Reputation: 2878
Assuming these string definitions:
String lowerStream = "flüßchen";
String upperStream = "FLÜSSCHEN";
String streamPattern = ".*(ss).*";
Using this pattern:
Pattern pattern = Pattern.compile(streamPattern, Pattern.CASE_INSENSITIVE | Pattern.UNICODE_CASE);
...this assertion passes:
assertThat( pattern.matcher(upperStream).find() ).isTrue()
...and this one fails:
assertThat( pattern.matcher(lowerStream).find() ).isTrue()
...whereas both lowerStream
and upperStream
pass on rubular.com with each of these regexes:
/.*(ss).*/i
/.*(SS).*/i
/.*(ß).*/i
It is also not possible to get a successful comparison using any of String.equalsIgnoreCase()
, String.toLowerCase().equals()
, or String.toUpperCase().equals()
.
Does java's unicode regex only support simple case folding?
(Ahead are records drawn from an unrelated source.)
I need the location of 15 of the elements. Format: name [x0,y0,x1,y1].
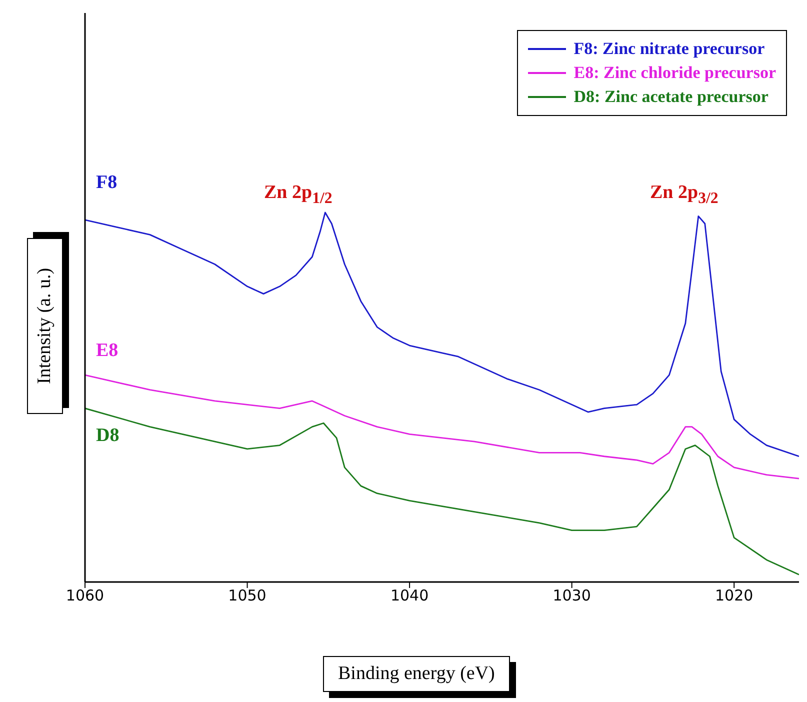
x-tick-label: 1060 [66,586,104,605]
y-axis-title: Intensity (a. u.) [27,238,63,414]
x-tick-label: 1020 [714,586,754,605]
x-tick-label: 1050 [228,586,266,605]
text: F8 [96,172,118,194]
x-tick-label: 1030 [552,586,591,605]
text: Zn 2p$_{3/2}$ [650,182,718,208]
text: Zn 2p$_{1/2}$ [264,182,332,208]
legend-label: F8: Zinc nitrate precursor [574,38,765,60]
legend-label: E8: Zinc chloride precursor [574,62,776,84]
annotation: E8 [96,340,118,362]
x-tick-label: 1040 [390,586,429,605]
x-axis-title: Binding energy (eV) [323,656,510,692]
legend-label: D8: Zinc acetate precursor [574,86,768,108]
annotation: D8 [96,425,120,447]
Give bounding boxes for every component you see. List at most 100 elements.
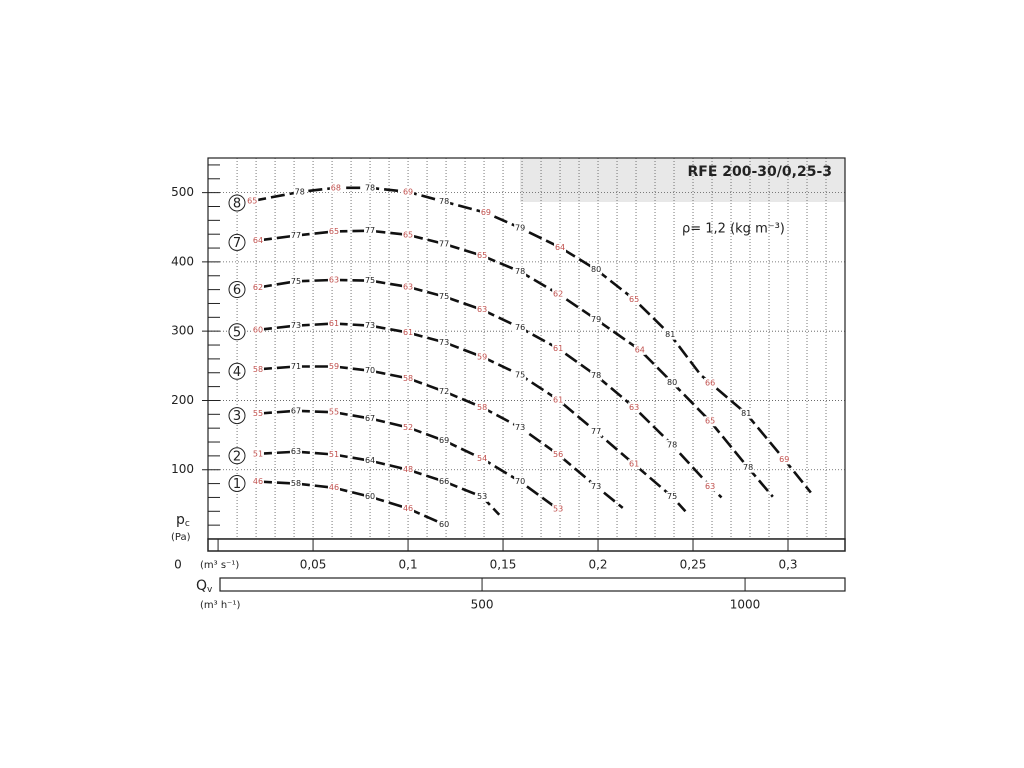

If so, why is this not explicitly documented?
Upvotes: 0
Views: 102
Reputation: 11020
On my system, it seems to convert lower case correctly to upper:
public class IfTesting {
public static void main( String[] args ) {
String lowerStream = "flüßchen";
String upperStream = "FLÜSSCHEN";
System.out.println( "upper case: " + Arrays.toString( upperStream.getBytes()) );
System.out.println( "lower case to upper: " + Arrays.toString( lowerStream.toUpperCase().getBytes() ) );
}
}
Results in output:
run:
upper case: [70, 76, -61, -100, 83, 83, 67, 72, 69, 78]
lower case to upper: [70, 76, 85, -52, -120, 83, 83, 67, 72, 69, 78]
BUILD SUCCESSFUL (total time: 0 seconds)
And you can see that 'S' (83 decimal) appears in the output. I don't know if this helps, but it appears at some level that Java understands how to convert the characters you provided. OTOH I'm guessing that since 83 is clearly in the ASCII range, it will be converted to a lower case ASCII 's' if you attempt to go the other way. So that might make it better to convert to upper case. You're using lower case 'ss' in your match string.
Upvotes: 1